Posted originally on the conservative tree house on August 31, 2021 | Sundance | 328 Comments
There have been some recent reports about hospitals, doctors and health officials now refusing to treat U.S. patients with vitamin D, ivermectin, hydroxychloroquine and another effective therapeutics. A recent notation about HHS changing liability waivers under the PREP Act, might provide some insight.
“Enacted in December 2005, the PREP Act authorizes the Secretary of HHS (Secretary) to issue a declaration (called a PREP Act declaration) that provides immunity from tort liability (except for willful misconduct) for claims of loss caused, arising out of, relating to, or resulting from administration or use of countermeasures to diseases, threats and conditions determined by the Secretary to constitute a present, or credible risk of a future public health emergency to entities and individuals involved in the development, manufacture, testing, distribution, administration, and use of such countermeasures.” (link)
A PREP Act declaration is specifically for the purpose of providing immunity from tort liability, and is different from, and not dependent on, other emergency declarations.
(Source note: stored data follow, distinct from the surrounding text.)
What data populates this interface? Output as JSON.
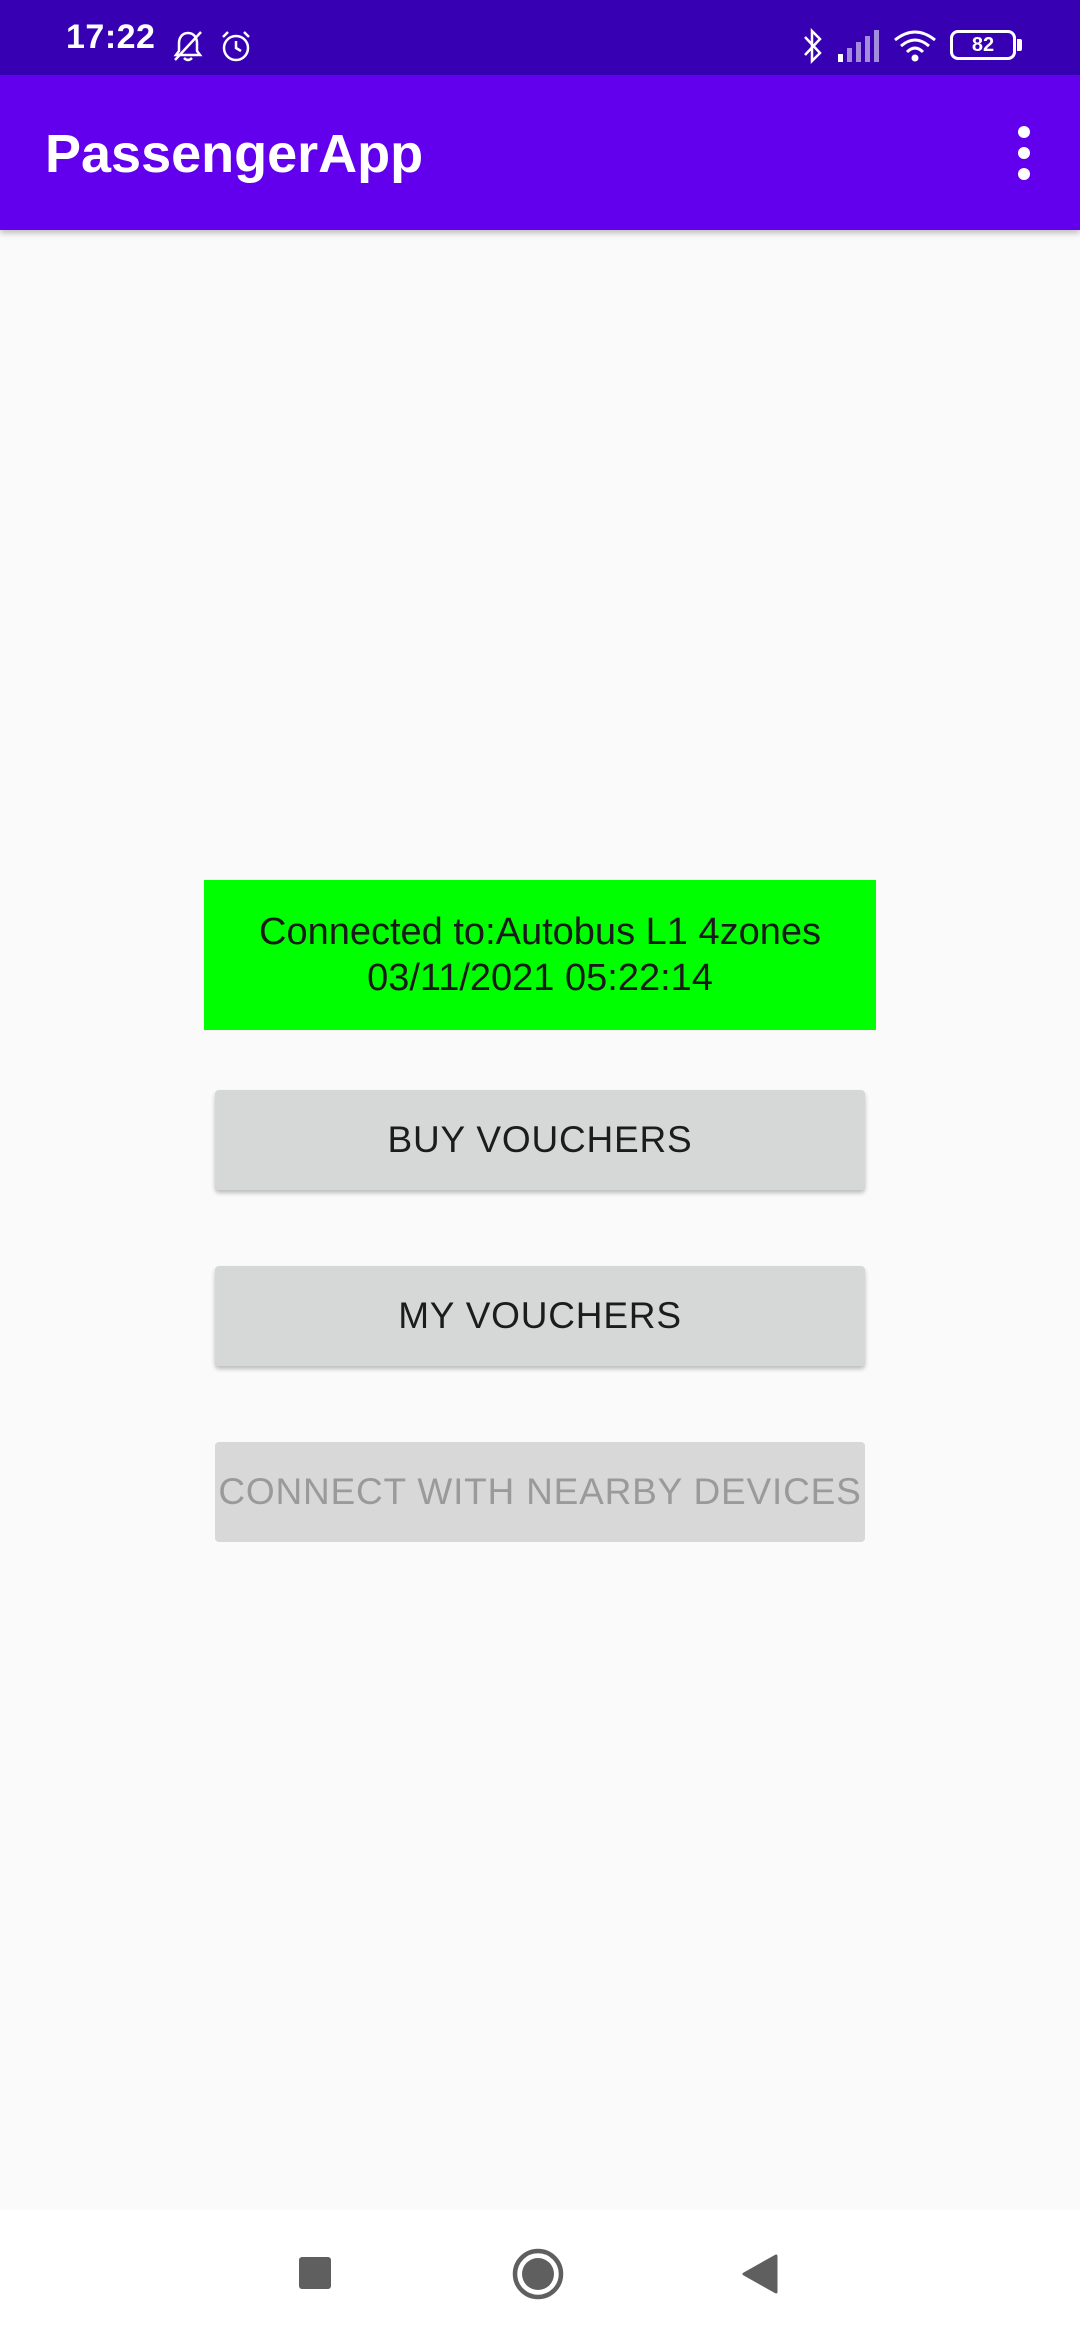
{
  "status_bar": {
    "time": "17:22",
    "battery": "82",
    "icons": [
      "bell-off-icon",
      "alarm-icon",
      "bluetooth-icon",
      "signal-icon",
      "wifi-icon",
      "battery-icon"
    ]
  },
  "app_bar": {
    "title": "PassengerApp",
    "menu_icon": "overflow-menu-icon"
  },
  "connection": {
    "line1": "Connected to:Autobus L1 4zones",
    "line2": "03/11/2021 05:22:14"
  },
  "buttons": {
    "buy_vouchers": "BUY VOUCHERS",
    "my_vouchers": "MY VOUCHERS",
    "connect_nearby": "CONNECT WITH NEARBY DEVICES"
  },
  "nav_bar": {
    "icons": [
      "recents-icon",
      "home-icon",
      "back-icon"
    ]
  },
  "colors": {
    "status_bar": "#3700b3",
    "app_bar": "#6200ee",
    "banner": "#00ff00",
    "button": "#d6d7d7",
    "background": "#fafafa"
  }
}
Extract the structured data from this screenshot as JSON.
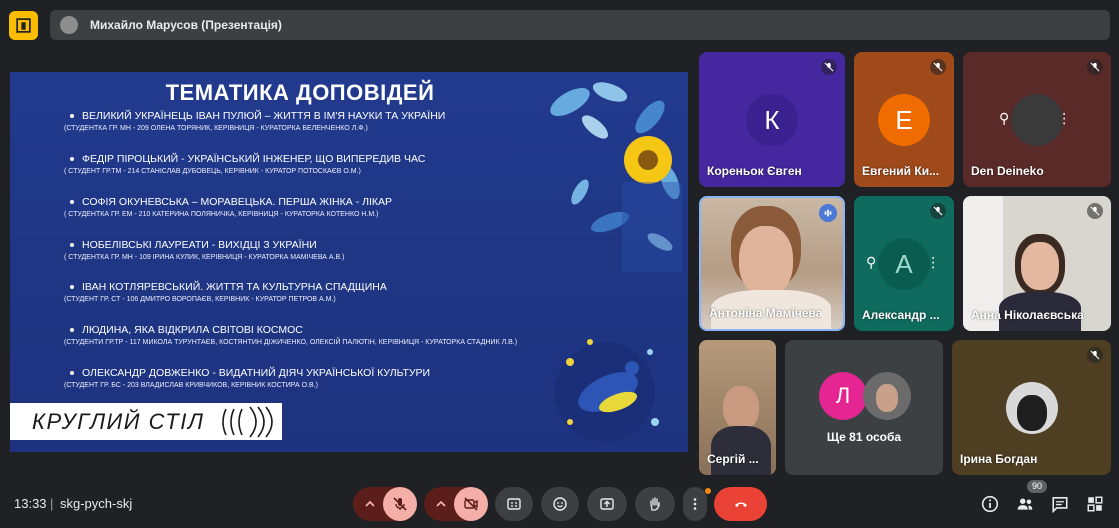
{
  "presenter": {
    "name": "Михайло Марусов (Презентація)"
  },
  "slide": {
    "title": "ТЕМАТИКА ДОПОВІДЕЙ",
    "topics": [
      {
        "title": "ВЕЛИКИЙ УКРАЇНЕЦЬ ІВАН ПУЛЮЙ – ЖИТТЯ В ІМ'Я НАУКИ ТА УКРАЇНИ",
        "authors": "(СТУДЕНТКА ГР. МН - 209 ОЛЕНА ТОРЯНИК, КЕРІВНИЦЯ - КУРАТОРКА БЕЛЕНЧЕНКО Л.Ф.)"
      },
      {
        "title": "ФЕДІР ПІРОЦЬКИЙ - УКРАЇНСЬКИЙ ІНЖЕНЕР, ЩО ВИПЕРЕДИВ ЧАС",
        "authors": "( СТУДЕНТ ГР.ТМ - 214 СТАНІСЛАВ ДУБОВЕЦЬ, КЕРІВНИК - КУРАТОР ПОТОСКАЄВ О.М.)"
      },
      {
        "title": "СОФІЯ ОКУНЕВСЬКА – МОРАВЕЦЬКА. ПЕРША ЖІНКА - ЛІКАР",
        "authors": "( СТУДЕНТКА ГР. ЕМ - 210 КАТЕРИНА ПОЛЯНИЧКА, КЕРІВНИЦЯ - КУРАТОРКА КОТЕНКО Н.М.)"
      },
      {
        "title": "НОБЕЛІВСЬКІ ЛАУРЕАТИ - ВИХІДЦІ З УКРАЇНИ",
        "authors": "( СТУДЕНТКА ГР. МН - 109 ІРИНА КУЛИК, КЕРІВНИЦЯ - КУРАТОРКА МАМІЧЕВА А.В.)"
      },
      {
        "title": "ІВАН КОТЛЯРЕВСЬКИЙ. ЖИТТЯ ТА КУЛЬТУРНА СПАДЩИНА",
        "authors": "(СТУДЕНТ ГР. СТ - 106 ДМИТРО ВОРОПАЄВ, КЕРІВНИК - КУРАТОР ПЕТРОВ А.М.)"
      },
      {
        "title": "ЛЮДИНА, ЯКА ВІДКРИЛА СВІТОВІ КОСМОС",
        "authors": "(СТУДЕНТИ ГР.ТР - 117 МИКОЛА ТУРУНТАЄВ, КОСТЯНТИН ДІЖИЧЕНКО, ОЛЕКСІЙ ПАЛЮТІН, КЕРІВНИЦЯ - КУРАТОРКА СТАДНИК Л.В.)"
      },
      {
        "title": "ОЛЕКСАНДР ДОВЖЕНКО - ВИДАТНИЙ ДІЯЧ УКРАЇНСЬКОЇ КУЛЬТУРИ",
        "authors": "(СТУДЕНТ ГР. БС - 203 ВЛАДИСЛАВ КРИВЧИКОВ, КЕРІВНИК КОСТИРА О.В.)"
      }
    ],
    "banner": "КРУГЛИЙ СТІЛ"
  },
  "participants": {
    "p1": {
      "name": "Кореньок Євген",
      "initial": "К"
    },
    "p2": {
      "name": "Евгений Ки...",
      "initial": "Е"
    },
    "p3": {
      "name": "Den Deineko",
      "initial": ""
    },
    "p4": {
      "name": "Антоніна Мамічева"
    },
    "p5": {
      "name": "Александр ...",
      "initial": "А"
    },
    "p6": {
      "name": "Анна Ніколаєвська"
    },
    "p7": {
      "name": "Сергій ..."
    },
    "others": {
      "label": "Ще 81 особа",
      "initial": "Л"
    },
    "p9": {
      "name": "Ірина Богдан"
    }
  },
  "bottom_bar": {
    "time": "13:33",
    "separator": "|",
    "meeting_code": "skg-pych-skj",
    "people_count": "90"
  },
  "colors": {
    "background": "#202124",
    "slide_blue": "#223a8e",
    "end_call": "#ea4335",
    "logo_yellow": "#fbbc04"
  },
  "icons": [
    "meeting-logo-icon",
    "mic-off-icon",
    "camera-off-icon",
    "captions-icon",
    "emoji-icon",
    "present-icon",
    "raise-hand-icon",
    "more-options-icon",
    "end-call-icon",
    "info-icon",
    "people-icon",
    "chat-icon",
    "activities-icon"
  ]
}
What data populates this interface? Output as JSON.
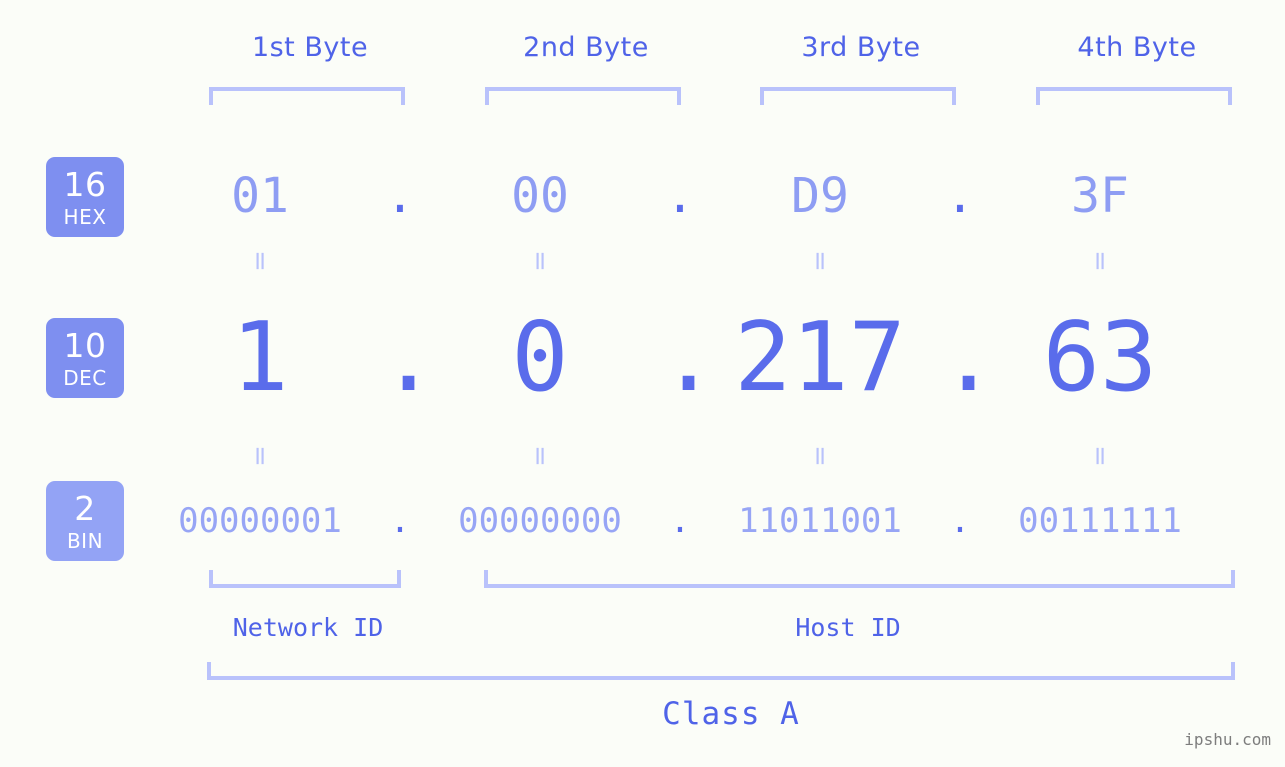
{
  "page": {
    "background": "#fbfdf8",
    "accent": "#5a6ceb",
    "accent_light": "#b9c2fb",
    "watermark": "ipshu.com"
  },
  "headers": [
    {
      "label": "1st Byte"
    },
    {
      "label": "2nd Byte"
    },
    {
      "label": "3rd Byte"
    },
    {
      "label": "4th Byte"
    }
  ],
  "bases": [
    {
      "num": "16",
      "name": "HEX",
      "color": "#7e8ff0"
    },
    {
      "num": "10",
      "name": "DEC",
      "color": "#7e8ff0"
    },
    {
      "num": "2",
      "name": "BIN",
      "color": "#93a3f5"
    }
  ],
  "rows": {
    "hex": {
      "base": "16",
      "label": "HEX",
      "separator": ".",
      "values": [
        "01",
        "00",
        "D9",
        "3F"
      ]
    },
    "dec": {
      "base": "10",
      "label": "DEC",
      "separator": ".",
      "values": [
        "1",
        "0",
        "217",
        "63"
      ]
    },
    "bin": {
      "base": "2",
      "label": "BIN",
      "separator": ".",
      "values": [
        "00000001",
        "00000000",
        "11011001",
        "00111111"
      ]
    }
  },
  "equals_mark": "=",
  "sections": {
    "network_id": "Network ID",
    "host_id": "Host ID",
    "class": "Class A"
  }
}
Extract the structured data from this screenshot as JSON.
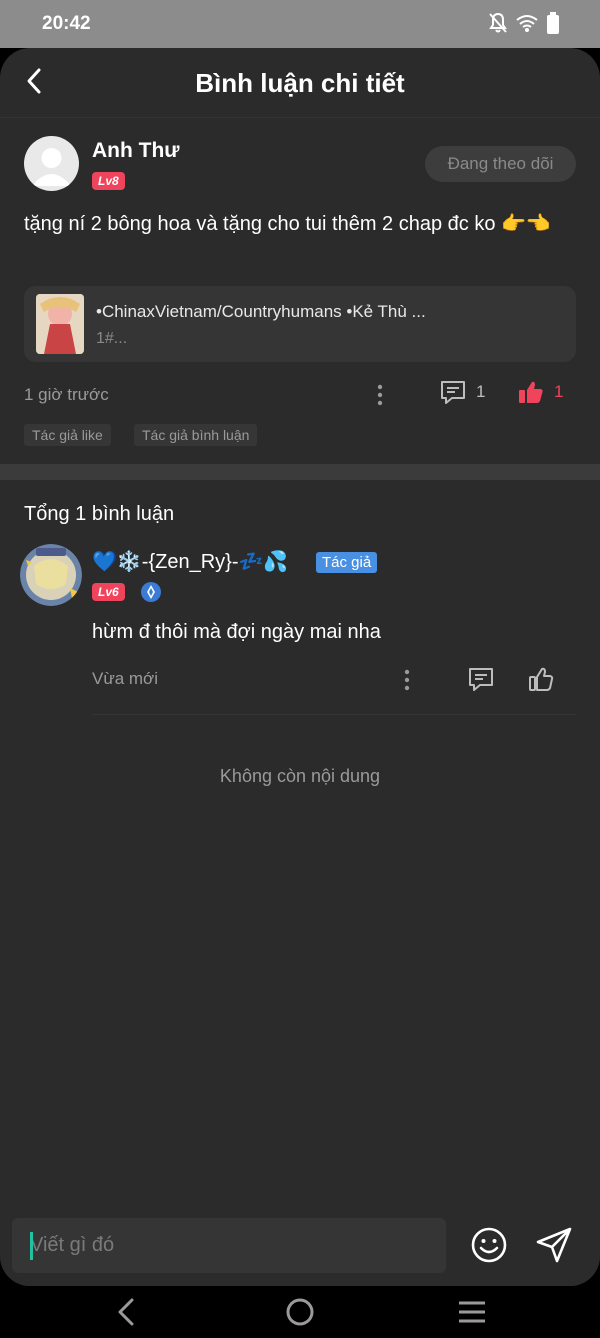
{
  "status_bar": {
    "time": "20:42"
  },
  "header": {
    "title": "Bình luận chi tiết"
  },
  "main_comment": {
    "author": "Anh Thư",
    "level": "Lv8",
    "follow_label": "Đang theo dõi",
    "text": "tặng ní 2 bông hoa và tặng cho tui thêm 2 chap đc ko 👉👈",
    "ref_title": "•ChinaxVietnam/Countryhumans •Kẻ Thù ...",
    "ref_sub": "1#...",
    "time": "1 giờ trước",
    "reply_count": "1",
    "like_count": "1",
    "tags": [
      "Tác giả like",
      "Tác giả bình luận"
    ]
  },
  "replies_section": {
    "total_label": "Tổng 1 bình luận",
    "reply": {
      "author": "💙❄️-{Zen_Ry}-💤💦",
      "author_tag": "Tác giả",
      "level": "Lv6",
      "text": "hừm đ thôi mà đợi ngày mai nha",
      "time": "Vừa mới"
    },
    "end_label": "Không còn nội dung"
  },
  "input": {
    "placeholder": "Viết gì đó"
  },
  "colors": {
    "accent_red": "#f0445c",
    "background": "#2b2b2b",
    "author_tag_blue": "#4a90e2"
  }
}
A COVID watchdog group recently noted: “It appears that the Prep Act had been amended such that private hospitals and entities were covered in their actions taken with Covid-19 patients and relieved of all liability as long as they were prescribing ‘Covered Countermeasures’. ie. NIH approved medications. This may be why hospitals are refusing to use effective COVID treatments like vitamin D, ivermectin, hydroxychloroquine, etc” (link)
Under the HHS Notification, the PREP Act has been modified: “The amended Section VII adds that PREP Act liability protections also extend to Covered Persons for Recommended Activities that are related to any Covered Countermeasure that is:
- licensed, approved, cleared, or authorized by the Food and Drug Administration (FDA) (or that is permitted to be used under an Investigational New Drug Application or an Investigational Device Exemption) under the Federal Food, Drug, and Cosmetic (FD&C) Act or Public Health Service (PHS) Act to treat, diagnose, cure, prevent, mitigate or limit the harm from COVID–19, or the transmission of SARS–CoV–2 or a virus mutating therefrom; (link)
The attachment of a liability or tort waiver to only cover FDA approved therapeutics likely explains a shift amid the medical community to stop patients treatment due to coverage restrictions on their malpractice insurance. Additionally, Big Pharma -the group who controls NIH- wouldn’t make as much money if their mandatory vaccines had a less costly alternative. So there’s that.